Mordprozess am Landgericht Mordprozess am Landgericht Magdeburg: Befragung der Schöffen?

Magdeburg - Der Mordprozess gegen zwei Männer aus Aschersleben und einen aus Staßfurt am Landgericht Magdeburg zieht sich weiter in die Länge.
Der Vorsitzende Richter Dirk Sternberg unterbrach am Dienstag erneut die Verhandlung, um zwei Anträge des Verteidigers des Angeklagten Gerd G. (alle Namen geändert) zu beraten.
Dabei geht es um einen Befangenheitsantrag gegen den Psychologen, der G. untersucht hatte und dessen Einschätzung für das Gericht maßgeblich bei der späteren Strafzumessung ist, sollte es zu einer Verurteilung kommen.
Ein weiterer Antrag befasst sich mit den Schöffen.
Mordprozess am Landgericht: Gutachten wird von der Verteidigung nicht anerkannt
Das Gutachten sei „unprofessionell und einseitig“, begründete der Rechtsanwalt.
Möglicher Hintergrund: Der Psychologe hatte keine Anhaltspunkte etwa für eine verminderte Schuldfähigkeit seines Mandanten erkannt. Damit drohen ihm tatsächlich mindestens 15 Jahre im Gefängnis.

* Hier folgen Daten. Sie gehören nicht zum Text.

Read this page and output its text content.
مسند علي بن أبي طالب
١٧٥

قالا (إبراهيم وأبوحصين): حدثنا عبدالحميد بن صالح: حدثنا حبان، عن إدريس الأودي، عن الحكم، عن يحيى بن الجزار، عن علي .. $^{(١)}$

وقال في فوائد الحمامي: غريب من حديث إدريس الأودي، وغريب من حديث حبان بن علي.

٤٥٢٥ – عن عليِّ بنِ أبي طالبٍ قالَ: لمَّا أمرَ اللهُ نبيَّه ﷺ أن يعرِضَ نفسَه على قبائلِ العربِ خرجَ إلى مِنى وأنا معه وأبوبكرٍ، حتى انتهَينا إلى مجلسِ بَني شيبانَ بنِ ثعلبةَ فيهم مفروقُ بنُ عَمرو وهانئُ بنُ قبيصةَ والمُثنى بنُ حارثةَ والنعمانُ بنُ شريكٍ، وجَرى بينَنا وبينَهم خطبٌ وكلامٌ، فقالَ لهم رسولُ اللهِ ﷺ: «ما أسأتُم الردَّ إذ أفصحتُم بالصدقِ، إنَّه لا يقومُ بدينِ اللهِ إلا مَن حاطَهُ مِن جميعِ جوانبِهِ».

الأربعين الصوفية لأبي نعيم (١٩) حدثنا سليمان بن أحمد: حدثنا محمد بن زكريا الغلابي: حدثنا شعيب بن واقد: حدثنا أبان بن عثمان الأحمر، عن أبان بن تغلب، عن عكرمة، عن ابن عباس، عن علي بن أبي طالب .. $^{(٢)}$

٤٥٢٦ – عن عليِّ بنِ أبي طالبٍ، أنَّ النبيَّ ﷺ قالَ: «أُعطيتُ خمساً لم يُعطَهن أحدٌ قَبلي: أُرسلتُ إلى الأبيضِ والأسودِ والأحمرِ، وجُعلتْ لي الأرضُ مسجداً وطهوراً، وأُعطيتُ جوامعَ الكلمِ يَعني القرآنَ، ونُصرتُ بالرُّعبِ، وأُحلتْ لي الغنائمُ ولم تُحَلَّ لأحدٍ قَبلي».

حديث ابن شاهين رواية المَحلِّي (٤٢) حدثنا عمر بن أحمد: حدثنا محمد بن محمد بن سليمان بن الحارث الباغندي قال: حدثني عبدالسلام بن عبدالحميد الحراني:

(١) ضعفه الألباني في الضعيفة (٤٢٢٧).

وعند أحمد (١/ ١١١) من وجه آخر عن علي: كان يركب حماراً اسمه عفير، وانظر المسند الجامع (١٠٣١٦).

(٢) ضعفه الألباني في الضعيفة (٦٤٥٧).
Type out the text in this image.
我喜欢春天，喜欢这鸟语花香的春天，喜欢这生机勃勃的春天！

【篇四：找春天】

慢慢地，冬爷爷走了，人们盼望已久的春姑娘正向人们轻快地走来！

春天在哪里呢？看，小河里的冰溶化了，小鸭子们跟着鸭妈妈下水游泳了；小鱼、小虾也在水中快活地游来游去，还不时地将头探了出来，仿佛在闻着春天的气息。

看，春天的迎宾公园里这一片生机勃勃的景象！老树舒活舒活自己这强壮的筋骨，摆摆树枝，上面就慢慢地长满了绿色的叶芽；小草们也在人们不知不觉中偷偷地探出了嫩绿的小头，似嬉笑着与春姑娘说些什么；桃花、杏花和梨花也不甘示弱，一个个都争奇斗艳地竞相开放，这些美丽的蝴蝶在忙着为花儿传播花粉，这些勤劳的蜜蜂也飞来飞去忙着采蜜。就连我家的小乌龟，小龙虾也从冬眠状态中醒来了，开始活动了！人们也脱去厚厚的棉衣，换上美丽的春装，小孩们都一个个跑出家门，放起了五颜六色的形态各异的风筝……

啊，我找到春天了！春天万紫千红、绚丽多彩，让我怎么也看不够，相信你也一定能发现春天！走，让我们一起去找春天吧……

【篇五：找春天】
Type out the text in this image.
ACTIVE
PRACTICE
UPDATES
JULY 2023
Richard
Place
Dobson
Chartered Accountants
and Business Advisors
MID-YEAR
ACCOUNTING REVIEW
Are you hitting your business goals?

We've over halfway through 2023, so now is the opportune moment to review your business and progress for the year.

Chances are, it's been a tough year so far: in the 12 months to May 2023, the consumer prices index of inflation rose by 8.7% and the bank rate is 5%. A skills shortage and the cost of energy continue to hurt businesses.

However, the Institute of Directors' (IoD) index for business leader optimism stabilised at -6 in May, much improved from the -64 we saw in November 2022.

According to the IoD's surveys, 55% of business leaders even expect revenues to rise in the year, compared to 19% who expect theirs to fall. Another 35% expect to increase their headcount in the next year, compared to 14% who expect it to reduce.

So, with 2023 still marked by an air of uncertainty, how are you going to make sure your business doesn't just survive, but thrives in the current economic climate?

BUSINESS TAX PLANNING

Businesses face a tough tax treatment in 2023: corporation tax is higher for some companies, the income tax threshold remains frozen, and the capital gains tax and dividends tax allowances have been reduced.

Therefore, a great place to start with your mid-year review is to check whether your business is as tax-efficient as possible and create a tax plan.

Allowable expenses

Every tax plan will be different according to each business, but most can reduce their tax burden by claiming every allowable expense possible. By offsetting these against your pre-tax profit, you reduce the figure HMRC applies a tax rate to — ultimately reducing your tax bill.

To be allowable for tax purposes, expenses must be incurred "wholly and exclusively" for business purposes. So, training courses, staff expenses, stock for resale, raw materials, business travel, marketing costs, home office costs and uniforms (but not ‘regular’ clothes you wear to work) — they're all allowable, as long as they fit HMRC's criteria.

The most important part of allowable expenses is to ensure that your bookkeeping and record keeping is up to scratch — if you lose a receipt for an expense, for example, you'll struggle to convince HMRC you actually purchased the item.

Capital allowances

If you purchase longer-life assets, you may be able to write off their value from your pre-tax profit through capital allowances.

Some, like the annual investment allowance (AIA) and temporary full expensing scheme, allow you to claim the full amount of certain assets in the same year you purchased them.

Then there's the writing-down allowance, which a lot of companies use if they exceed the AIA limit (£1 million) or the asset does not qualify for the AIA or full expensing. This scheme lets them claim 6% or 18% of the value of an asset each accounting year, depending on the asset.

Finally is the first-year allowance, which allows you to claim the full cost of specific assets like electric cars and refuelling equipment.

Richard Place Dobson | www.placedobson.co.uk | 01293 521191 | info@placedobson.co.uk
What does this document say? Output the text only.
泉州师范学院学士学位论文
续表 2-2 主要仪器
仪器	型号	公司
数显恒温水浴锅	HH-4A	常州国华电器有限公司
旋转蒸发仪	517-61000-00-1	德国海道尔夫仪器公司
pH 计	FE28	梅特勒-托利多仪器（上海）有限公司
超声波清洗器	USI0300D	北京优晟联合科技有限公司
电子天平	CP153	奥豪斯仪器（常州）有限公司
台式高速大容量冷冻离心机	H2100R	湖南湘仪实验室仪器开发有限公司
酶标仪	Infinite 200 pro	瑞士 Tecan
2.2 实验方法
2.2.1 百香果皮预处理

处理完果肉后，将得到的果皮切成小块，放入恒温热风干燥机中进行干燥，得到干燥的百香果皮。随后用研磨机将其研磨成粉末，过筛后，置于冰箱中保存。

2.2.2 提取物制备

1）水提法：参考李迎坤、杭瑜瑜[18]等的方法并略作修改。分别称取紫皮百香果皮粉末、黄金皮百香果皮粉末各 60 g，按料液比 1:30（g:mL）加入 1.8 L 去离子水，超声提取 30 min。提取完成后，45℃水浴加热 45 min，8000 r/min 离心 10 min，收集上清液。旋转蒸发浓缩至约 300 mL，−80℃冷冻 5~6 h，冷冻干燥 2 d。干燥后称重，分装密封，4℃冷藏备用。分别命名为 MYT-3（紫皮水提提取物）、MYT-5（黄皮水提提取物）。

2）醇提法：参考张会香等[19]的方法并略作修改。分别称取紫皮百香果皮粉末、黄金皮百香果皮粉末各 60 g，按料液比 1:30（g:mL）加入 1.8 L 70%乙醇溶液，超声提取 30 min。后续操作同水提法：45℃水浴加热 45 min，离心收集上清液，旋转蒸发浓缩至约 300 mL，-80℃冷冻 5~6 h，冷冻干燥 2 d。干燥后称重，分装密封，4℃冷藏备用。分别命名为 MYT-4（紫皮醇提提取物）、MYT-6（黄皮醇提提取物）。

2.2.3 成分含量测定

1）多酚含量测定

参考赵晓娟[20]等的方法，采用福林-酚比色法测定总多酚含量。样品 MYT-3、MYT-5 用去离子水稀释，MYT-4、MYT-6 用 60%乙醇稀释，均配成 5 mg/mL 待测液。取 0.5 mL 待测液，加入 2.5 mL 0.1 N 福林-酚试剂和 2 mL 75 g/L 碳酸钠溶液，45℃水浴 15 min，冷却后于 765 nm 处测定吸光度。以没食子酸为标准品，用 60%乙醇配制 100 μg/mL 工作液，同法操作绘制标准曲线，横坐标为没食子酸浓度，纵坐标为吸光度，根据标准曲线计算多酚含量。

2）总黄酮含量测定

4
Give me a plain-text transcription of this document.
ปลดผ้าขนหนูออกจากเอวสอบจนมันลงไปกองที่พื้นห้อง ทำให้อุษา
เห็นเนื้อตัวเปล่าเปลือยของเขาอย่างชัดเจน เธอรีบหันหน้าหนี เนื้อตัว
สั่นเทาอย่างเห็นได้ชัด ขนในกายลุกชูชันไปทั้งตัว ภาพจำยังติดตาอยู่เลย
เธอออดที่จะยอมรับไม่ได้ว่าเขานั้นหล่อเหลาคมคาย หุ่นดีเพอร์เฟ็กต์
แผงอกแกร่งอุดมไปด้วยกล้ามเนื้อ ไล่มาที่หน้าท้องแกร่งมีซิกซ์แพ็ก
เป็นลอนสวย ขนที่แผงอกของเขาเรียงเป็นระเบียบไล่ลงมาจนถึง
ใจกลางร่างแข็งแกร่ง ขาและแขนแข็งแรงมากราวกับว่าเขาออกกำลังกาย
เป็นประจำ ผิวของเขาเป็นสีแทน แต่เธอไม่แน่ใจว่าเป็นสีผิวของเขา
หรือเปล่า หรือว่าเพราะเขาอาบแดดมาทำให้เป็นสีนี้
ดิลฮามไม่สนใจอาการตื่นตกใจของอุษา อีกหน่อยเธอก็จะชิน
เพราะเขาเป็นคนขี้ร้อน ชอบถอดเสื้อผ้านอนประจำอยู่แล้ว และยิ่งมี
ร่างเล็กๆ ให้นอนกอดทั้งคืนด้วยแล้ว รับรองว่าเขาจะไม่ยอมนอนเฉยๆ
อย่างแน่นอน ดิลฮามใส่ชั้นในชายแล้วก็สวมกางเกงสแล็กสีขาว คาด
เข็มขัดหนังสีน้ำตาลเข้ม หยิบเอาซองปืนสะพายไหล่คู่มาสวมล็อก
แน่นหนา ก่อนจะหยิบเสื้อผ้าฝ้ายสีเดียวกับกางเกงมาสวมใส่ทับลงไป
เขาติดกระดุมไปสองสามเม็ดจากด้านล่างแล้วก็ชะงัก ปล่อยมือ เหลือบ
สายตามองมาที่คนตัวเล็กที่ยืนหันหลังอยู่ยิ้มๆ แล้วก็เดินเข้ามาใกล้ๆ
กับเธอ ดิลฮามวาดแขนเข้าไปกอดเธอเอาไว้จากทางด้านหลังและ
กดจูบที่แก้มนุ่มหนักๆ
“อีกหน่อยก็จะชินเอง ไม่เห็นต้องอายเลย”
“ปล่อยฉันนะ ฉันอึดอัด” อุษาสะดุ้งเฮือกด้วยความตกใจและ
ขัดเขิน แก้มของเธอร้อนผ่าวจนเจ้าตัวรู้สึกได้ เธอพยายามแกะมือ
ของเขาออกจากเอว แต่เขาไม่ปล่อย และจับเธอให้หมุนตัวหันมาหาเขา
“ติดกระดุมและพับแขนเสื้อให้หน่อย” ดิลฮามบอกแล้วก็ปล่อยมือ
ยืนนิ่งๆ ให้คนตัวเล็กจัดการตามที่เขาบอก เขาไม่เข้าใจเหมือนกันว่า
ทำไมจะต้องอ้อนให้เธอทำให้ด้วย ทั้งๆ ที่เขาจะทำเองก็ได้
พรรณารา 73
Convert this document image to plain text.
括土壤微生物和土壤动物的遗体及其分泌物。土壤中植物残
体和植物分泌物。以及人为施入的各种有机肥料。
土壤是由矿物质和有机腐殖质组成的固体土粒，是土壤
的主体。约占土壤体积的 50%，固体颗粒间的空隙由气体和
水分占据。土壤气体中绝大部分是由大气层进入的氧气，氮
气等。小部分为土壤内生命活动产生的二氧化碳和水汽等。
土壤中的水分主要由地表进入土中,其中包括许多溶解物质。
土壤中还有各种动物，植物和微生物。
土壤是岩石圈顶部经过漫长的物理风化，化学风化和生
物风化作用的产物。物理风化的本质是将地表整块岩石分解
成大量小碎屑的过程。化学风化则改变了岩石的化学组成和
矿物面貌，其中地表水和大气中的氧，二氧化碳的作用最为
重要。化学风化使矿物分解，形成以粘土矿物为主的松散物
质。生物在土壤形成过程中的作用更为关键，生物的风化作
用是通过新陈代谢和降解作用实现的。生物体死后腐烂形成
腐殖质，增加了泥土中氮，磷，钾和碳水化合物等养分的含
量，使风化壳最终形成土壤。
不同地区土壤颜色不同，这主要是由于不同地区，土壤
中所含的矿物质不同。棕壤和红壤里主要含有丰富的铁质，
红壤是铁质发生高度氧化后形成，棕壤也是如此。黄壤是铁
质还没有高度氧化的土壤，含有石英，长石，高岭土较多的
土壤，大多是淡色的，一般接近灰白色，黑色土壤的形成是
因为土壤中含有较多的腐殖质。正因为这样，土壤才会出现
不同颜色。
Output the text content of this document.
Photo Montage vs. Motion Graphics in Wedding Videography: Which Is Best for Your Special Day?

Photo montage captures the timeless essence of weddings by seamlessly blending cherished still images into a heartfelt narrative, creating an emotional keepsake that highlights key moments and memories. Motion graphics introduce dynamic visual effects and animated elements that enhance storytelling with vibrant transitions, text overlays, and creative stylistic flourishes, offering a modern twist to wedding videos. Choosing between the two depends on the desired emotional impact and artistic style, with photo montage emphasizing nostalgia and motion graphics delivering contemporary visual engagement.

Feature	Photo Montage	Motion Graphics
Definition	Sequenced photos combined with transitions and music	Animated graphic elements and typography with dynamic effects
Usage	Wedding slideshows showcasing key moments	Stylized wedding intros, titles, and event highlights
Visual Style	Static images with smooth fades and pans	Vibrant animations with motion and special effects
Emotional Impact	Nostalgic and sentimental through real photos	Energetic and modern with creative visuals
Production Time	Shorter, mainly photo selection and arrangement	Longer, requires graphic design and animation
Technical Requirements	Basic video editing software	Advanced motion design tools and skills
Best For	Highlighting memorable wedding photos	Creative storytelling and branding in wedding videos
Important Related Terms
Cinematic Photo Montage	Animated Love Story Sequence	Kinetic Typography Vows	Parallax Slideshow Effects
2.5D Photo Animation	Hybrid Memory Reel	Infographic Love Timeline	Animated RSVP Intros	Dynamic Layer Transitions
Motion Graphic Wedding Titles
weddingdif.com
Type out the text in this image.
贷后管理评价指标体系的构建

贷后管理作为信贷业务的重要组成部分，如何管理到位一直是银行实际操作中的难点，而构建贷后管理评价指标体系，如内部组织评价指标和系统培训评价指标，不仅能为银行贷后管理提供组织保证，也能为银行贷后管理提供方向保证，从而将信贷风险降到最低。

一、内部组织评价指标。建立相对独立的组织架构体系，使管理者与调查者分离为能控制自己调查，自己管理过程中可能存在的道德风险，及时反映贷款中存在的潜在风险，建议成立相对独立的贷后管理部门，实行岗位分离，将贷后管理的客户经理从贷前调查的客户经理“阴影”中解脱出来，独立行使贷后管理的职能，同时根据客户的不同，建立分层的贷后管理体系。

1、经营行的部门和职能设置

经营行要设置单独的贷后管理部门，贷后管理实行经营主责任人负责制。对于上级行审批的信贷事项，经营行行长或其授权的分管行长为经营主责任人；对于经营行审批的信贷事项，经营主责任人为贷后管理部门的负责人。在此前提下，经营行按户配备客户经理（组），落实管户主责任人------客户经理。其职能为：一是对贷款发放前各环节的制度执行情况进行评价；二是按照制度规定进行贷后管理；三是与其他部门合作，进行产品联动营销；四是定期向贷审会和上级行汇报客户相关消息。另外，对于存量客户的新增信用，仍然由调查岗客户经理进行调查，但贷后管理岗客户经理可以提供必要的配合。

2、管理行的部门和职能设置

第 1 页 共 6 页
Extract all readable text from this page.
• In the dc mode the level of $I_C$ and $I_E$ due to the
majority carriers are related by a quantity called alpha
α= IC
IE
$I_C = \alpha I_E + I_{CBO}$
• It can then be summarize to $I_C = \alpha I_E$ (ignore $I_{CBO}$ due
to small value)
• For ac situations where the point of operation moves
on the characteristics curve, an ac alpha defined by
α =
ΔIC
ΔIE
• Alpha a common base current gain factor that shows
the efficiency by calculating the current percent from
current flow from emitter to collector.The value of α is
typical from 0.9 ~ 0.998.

Zuvor hatte das Gericht den bereits beim letzten Mal gestellten Antrag des Verteidigers zurückgewiesen, einen weiteren Gutachter mit der Untersuchung seines Mandanten zu beauftragen.
„Das Gutachten enthält keine Widersprüche und entspricht den wissenschaftlichen Maßstäben.“
Der Experte hatte einen Teil seiner Erkenntnisse zuletzt unter Ausschluss der Öffentlichkeit dargelegt. Dabei ging es wiederholt um die Frage, ob G. Stimmen hört.
Mordprozess am Landgericht: Haben Medien die Laienrichter beeinflusst?
Außerdem stellte der Verteidiger am Dienstag den Antrag, die beiden Schöffen zu befragen. Er wolle damit herausfinden, inwiefern die Berichterstattung der „Mitteldeutschen Zeitung“ sowie der „Bild“-Zeitung möglicherweise die Laienrichter beeinflusst.
Es habe vor und während des Prozesses zahlreiche Behauptungen und Spekulationen gegeben, insbesondere zu Verbindungen seines Mandanten in das Rockermilieu, so der Rechtsanwalt.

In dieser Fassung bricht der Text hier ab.